Six of 37 (16.2 %) dogs in this study had been treated for other diseases: sub aortic stenosis (n = 1; diagnosed as puppy and receiving treatment with a β-blocker), cranial cruciate ligament rupture (n = 3; receiving NSAIDs (nonsteroidal anti-inflammatory drugs) (for pain relief)), and hypothyroidism (n = 2; supplemented with levothyroxine). None of dogs diagnosed with epilepsy had sustained brain injuries resulting in loss of consciousness during their lifetime. None of the dogs for which information about the neonate period was available (n = 15) received intensive care or help from the breeder to survive the paediatric period.
Fourteen of the dogs were not on any antiepileptic medication at the time of data collection; because of infrequent seizures, newly diagnosed disease or the owners’ concern for potential side-effects of the antiepileptic treatment. Twenty-four dogs received phenobarbital, and five of these received add-on treatments: potassium bromide and levetiracetam (n = 1), potassium bromide (n = 3), or imepitoin (n = 1). The median time from seizure onset to initiation of antiepileptic drugs was 36 days (range: 1–730 days); 90 % of the dogs were on medication within 6 months from seizure onset. Serum phenobarbital levels were monitored in 15/24 (62.5 %) of the treated dogs. Following initiation of antiepileptic treatment, the seizure frequency decreased for 15/21 (71.4 %) of the dogs, but for 6/21 (28.6 %) the seizure frequency increased. Only 8/18 (44.4 %) dogs experienced less severe or shorter seizures after initiation of medical therapy (data was missing for remaining dogs due to short treatment time). The most common side effects of the antiepileptic drugs were polyphagia (7/21), polydipsia (7/21), exercise intolerance (7/21), reduced ability to focus (6/21), sedation (6/21), and ataxia (5/21). Reduced working ability was reported as a side effect by the owners of 8/21 (38.1 %) of the dogs. Seven of the treated dogs reported no side effects of antiepileptic medications. Only six dogs were administered additional rectal diazepam, during seizures. Three owners gave their dogs dietary supplements such as cobalamin and magnesium. Seven dogs were neutered after the onset of seizures, but none of these experienced reduced seizure frequency or intensity after the procedure. Three dogs were euthanized before the time-period of 4 months, due to severe seizures, poor seizure control and severe side effects of the anti-epileptic medication. One of these owners, with small children in the household, also reported that they were afraid of their dog’s aggressive behaviour during the post-ictal phase.

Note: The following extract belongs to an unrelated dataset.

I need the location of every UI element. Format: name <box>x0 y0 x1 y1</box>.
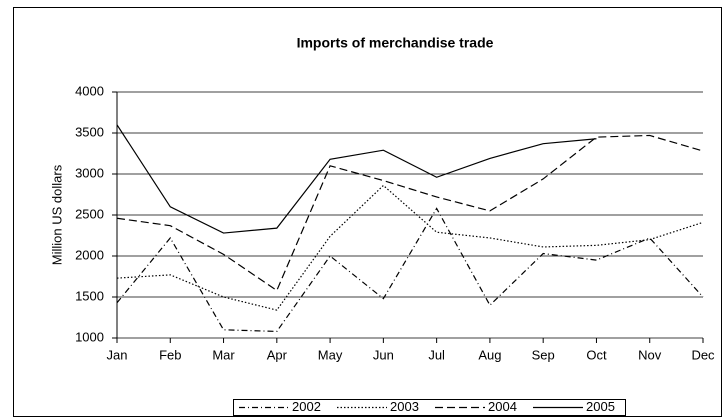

Serum from 29 dogs was analysed, for the remaining 9 cases the serum was unavailable for analysis. Seven of the dogs had increased values of urea, Crea, and Glob, and 12 of the dogs had an increased ALP activity. All remaining serum biochemical values were within the reference intervals provided by the laboratory.

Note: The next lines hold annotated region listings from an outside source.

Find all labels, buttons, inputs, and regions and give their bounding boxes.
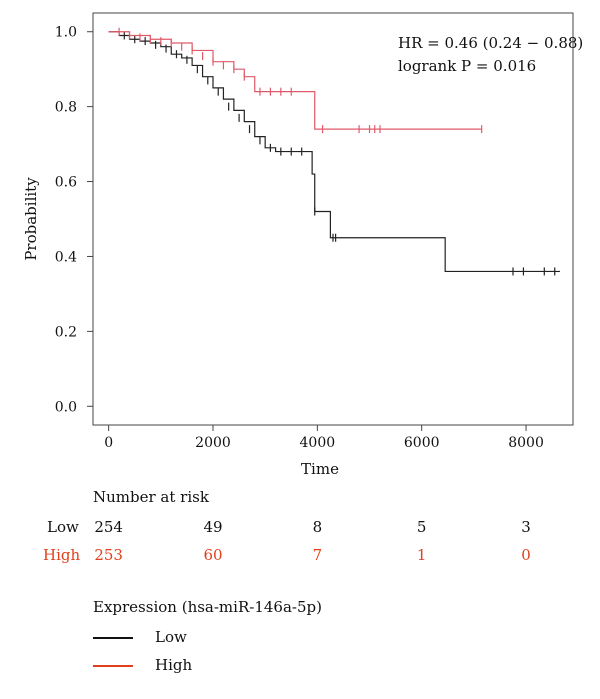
risk-value-low: 3	[521, 518, 531, 536]
x-tick-label: 8000	[508, 435, 544, 451]
plot-frame	[92, 12, 574, 426]
y-tick-label: 0.6	[55, 175, 77, 191]
y-tick-label: 0.2	[55, 324, 77, 340]
survival-chart: 0 2000 4000 6000 8000 0.0 0.2 0.4 0.6 0.8 1.0 Tim…	[22, 12, 583, 478]
y-axis-label: Probability	[22, 177, 40, 261]
logrank-annotation: logrank P = 0.016	[398, 57, 536, 75]
legend-label-high: High	[155, 656, 193, 674]
y-axis-ticks: 0.0 0.2 0.4 0.6 0.8 1.0	[55, 25, 93, 415]
risk-value-low: 5	[416, 518, 427, 536]
risk-table-title: Number at risk	[93, 488, 209, 506]
risk-value-high: 1	[416, 546, 427, 564]
y-tick-label: 0.8	[55, 100, 77, 116]
x-axis-label: Time	[301, 460, 339, 478]
risk-value-low: 8	[312, 518, 323, 536]
legend-label-low: Low	[155, 628, 187, 646]
risk-value-low: 49	[203, 518, 223, 536]
risk-row-label-high: High	[43, 546, 81, 564]
legend-swatch-low	[93, 637, 133, 639]
risk-value-high: 7	[312, 546, 323, 564]
x-tick-label: 6000	[404, 435, 440, 451]
x-axis-ticks: 0 2000 4000 6000 8000	[104, 425, 544, 451]
legend-title: Expression (hsa-miR-146a-5p)	[93, 598, 322, 616]
risk-value-high: 60	[203, 546, 223, 564]
y-tick-label: 0.0	[55, 399, 77, 415]
survival-curves	[108, 27, 560, 276]
hazard-ratio-annotation: HR = 0.46 (0.24 − 0.88)	[398, 34, 583, 52]
risk-value-low: 254	[94, 518, 123, 536]
risk-value-high: 253	[94, 546, 123, 564]
risk-row-label-low: Low	[47, 518, 79, 536]
risk-value-high: 0	[521, 546, 531, 564]
x-tick-label: 0	[104, 435, 113, 451]
x-tick-label: 4000	[300, 435, 336, 451]
x-tick-label: 2000	[195, 435, 231, 451]
legend-swatch-high	[93, 665, 133, 667]
y-tick-label: 1.0	[55, 25, 77, 41]
y-tick-label: 0.4	[55, 249, 77, 265]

Family history and pedigree
All of the 37 dogs in this study had close relatives (siblings, parents, offspring) or second-degree relatives (grandparents, cousins) with epilepsy and 22/37 (59.5 %) of the dogs shared one common ancestor. This dog was used extensively for breeding during 1992–1997, fathering almost 300 offspring and grandfathering 850 in Sweden only.